"I'll tell you the greatest regret of my life: I let my love go."
MAGNOLIA (R, 1999)
Director: Paul Thomas Anderson
Writer: Paul Thomas Anderson
P.T. Anderson's Magnolia is easy to watch and difficult to define or describe.
Anderson writes and directs with unprecedented skill and energy, creating a film with a running time of 188 minutes that feels less than half of that.
The direction is kinetic, and the screenplay.... The screenplay is something else.
The film deals with several people in Los Angeles on one day, the way they interact and live their lives. They each have various issues and dilemmas, and the film explores how they react to them.
It's rare for a film to contain so much character development. Every single one of them is important and layered, and in turn, the film has so many different levels of emotion.
The film tells tales of estranged fathers, pressured children, self-worth, guilt, age, judgment, fate, mortality, and love.
Magnolia is a completely flooring experience. Every frame is involving and immersive.
The performers, Tom Cruise, Julianne Moore, William H. Macy, Philip Seymour Hoffman, Jeremy Blackman, John C. Reilly, Ricky Jay, Philip Baker Hall, Jason Robards, Melora Walters, and Melinda Dillon, are all excellent, but the performances seem small in contrast to how amazing the whole experience is.
Either way, the performers are fantastic and layered. The actors evolve easily, sometimes in the course of one scene.
Magnolia implies that there is a much greater meaning in this world, yet it also ruminates on our individual significance in the world.
As Magnolia keeps going, it only increases in power and elegance. It's uncommon for a film of this size to feel so intimate, but Anderson pulls it off with grace.
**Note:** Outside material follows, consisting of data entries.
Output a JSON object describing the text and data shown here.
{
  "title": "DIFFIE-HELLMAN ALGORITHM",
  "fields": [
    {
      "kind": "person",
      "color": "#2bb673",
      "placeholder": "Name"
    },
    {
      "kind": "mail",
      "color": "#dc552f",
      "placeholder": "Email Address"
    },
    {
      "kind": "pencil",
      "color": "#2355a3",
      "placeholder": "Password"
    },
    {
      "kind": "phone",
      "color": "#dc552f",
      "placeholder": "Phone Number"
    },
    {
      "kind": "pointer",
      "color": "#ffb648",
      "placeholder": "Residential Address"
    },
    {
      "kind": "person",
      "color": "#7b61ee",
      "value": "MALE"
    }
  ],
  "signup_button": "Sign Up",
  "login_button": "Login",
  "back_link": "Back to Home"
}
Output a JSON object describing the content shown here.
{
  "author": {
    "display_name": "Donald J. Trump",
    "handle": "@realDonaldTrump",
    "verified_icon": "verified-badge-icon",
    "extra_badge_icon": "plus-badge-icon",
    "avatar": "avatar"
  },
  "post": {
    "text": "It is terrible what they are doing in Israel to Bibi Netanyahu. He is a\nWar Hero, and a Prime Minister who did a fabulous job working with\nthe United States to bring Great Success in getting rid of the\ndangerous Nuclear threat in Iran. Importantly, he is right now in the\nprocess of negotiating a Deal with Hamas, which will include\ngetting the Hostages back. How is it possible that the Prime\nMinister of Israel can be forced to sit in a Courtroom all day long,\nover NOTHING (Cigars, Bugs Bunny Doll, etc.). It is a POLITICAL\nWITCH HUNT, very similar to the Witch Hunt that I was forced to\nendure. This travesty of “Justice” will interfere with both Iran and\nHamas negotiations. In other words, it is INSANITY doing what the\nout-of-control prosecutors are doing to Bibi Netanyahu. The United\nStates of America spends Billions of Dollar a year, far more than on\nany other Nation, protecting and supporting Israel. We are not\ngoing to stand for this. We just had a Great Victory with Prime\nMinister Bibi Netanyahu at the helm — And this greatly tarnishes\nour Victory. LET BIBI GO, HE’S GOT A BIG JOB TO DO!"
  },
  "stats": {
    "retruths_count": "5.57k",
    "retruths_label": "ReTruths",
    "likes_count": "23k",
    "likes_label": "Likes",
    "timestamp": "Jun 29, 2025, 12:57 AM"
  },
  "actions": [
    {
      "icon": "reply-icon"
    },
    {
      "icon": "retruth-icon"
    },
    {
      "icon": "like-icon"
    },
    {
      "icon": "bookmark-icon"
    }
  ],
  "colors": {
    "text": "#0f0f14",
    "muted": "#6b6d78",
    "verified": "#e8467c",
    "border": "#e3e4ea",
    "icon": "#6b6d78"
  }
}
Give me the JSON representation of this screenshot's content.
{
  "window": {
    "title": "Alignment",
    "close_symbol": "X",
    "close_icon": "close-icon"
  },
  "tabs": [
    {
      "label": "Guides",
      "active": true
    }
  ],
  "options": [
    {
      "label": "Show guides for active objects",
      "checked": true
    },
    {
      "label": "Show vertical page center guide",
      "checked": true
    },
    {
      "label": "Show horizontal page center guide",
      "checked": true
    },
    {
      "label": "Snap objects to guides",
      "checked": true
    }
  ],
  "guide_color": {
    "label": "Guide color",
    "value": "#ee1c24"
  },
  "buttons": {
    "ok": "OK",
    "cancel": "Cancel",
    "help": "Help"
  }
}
Magnolia is one of the most unique film experiences out there, without a doubt. Its fantastic blend of themes, characters, and wry humor make for a film that stays with you long after the credits roll.
Magnolia contains a scene in which all of the characters sing Aimee Mann's "Wise Up", and not for a second does it feel weird or out of place. That is how well Anderson directs this film.